DOI : 10.1370/afm.2421
PubMed ID : 31285208
To examine the association between primary care practitioner (physician and nurse) empathy and incidence of cardiovascular disease (CVD) events and all-cause mortality among patients with type 2 diabetes.
This was a population-based prospective cohort study of 49 general practices in East Anglia (United Kingdom). The study population included 867 individuals with screen-detected type 2 diabetes who were followed up for an average of 10 years until December 31, 2014 in the Anglo-Danish-Dutch Study of Intensive Treatment in People With Screen Detected Diabetes in Primary Care (ADDITION)-Cambridge trial. Twelve months after diagnosis, patients assessed practitioner empathy and their experiences of diabetes care during the preceding year using the consultation and relational empathy (CARE) measure questionnaire. CARE scores were grouped into tertiles. The main outcome measures were first recorded CVD event (a composite of myocardial infarction, revascularization, nontraumatic amputation, stroke, and fatal CVD event) and all-cause mortality, obtained from electronic searches of the general practitioner record, national registries, and hospital records. Hazard ratios (HRs) were estimated using Cox models adjusted for relevant confounders. The ADDITION-Cambridge trial is registered as ISRCTN86769081.

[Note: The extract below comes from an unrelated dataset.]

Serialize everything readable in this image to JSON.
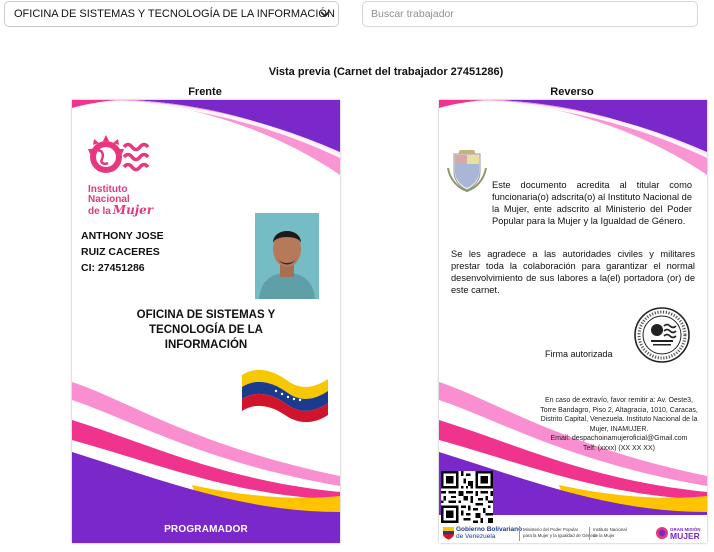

Of the 628 participants with a completed CARE score, 120 (19%) experienced a CVD event, and 132 (21%) died during follow up. In the multivariable model, compared with the lowest tertile, higher empathy scores were associated with a lower risk of CVD events (although this did not achieve statistical significance) and a lower risk of all-cause mortality (HRs for the middle and highest tertiles, respectively: 0.49; 95% CI, 0.27-0.88, = .01 and 0.60; 95% CI, 0.35-1.04, = .05).
Positive patient experiences of practitioner empathy in the year after diagnosis of type 2 diabetes may be associated with beneficial long-term clinical outcomes. Further work is needed to understand which aspects of patient perceptions of empathy might influence health outcomes and how to incorporate this understanding into the education and training of practitioners.